I had that conversation with Valentina, who is the singer who performs under Valen. We had written a song together a few years ago and have stayed in touch and I’ve occasionally hit her up to do some background vocals and things. She’s just a really, really talented singer who has such a tremendous command of her voice, and she’s really great with harmony and layering background vocals. So we had a conversation about it and then she sent back a demo that brought so much clarity to the conversation. I said, “All right, this is going to totally work. Just send me your vocals by themselves.”
Then I did an arrangement and built everything up around it, and then we cut the vocal at the end so she could respond to all the other elements that I had added.
It is a perfect example of the type of collaboration that comes from director, producer, and artist. It would not be the same thing at all without all the ideas and perspective that Valentina embodied as the performer. We just felt her contribution was so significant that it needed to be her track. Because without that vocal performance who cares? What is it?
(Editor’s Note: This interview has been condensed and edited for clarity and length.)
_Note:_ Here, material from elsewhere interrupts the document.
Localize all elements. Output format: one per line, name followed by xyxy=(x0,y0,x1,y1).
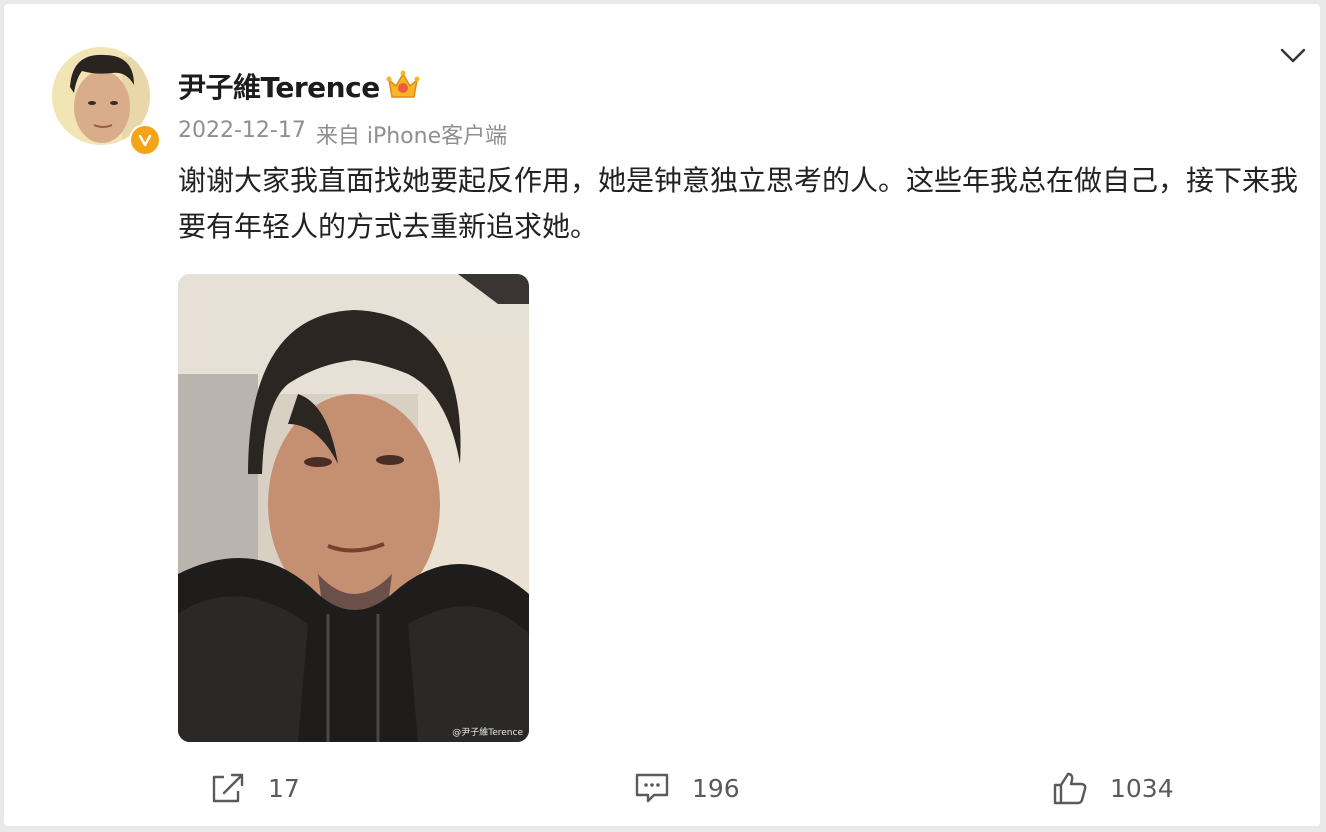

The Wolf of Snow Hollow, A is out now on VOD and in limited theatres via Orion Classics and United Artists Releasing. The soundtrack is out via Lakeshore Records.
For more information on Lovett’s work on the film, listen to his interview on the Lakeshore Records podcast, On Cue With…
About The Wolf of Snow Hollow film
A small mountain town finds itself in a grip of terror when people discover dead bodies after each full moon. John Marshall (Jim Cummings) is a local cop who, amid sleepless nights, raising his teenage daughter (Chloe East), and caring for his ailing father, must remind himself there’s really no such thing as werewolves. Right?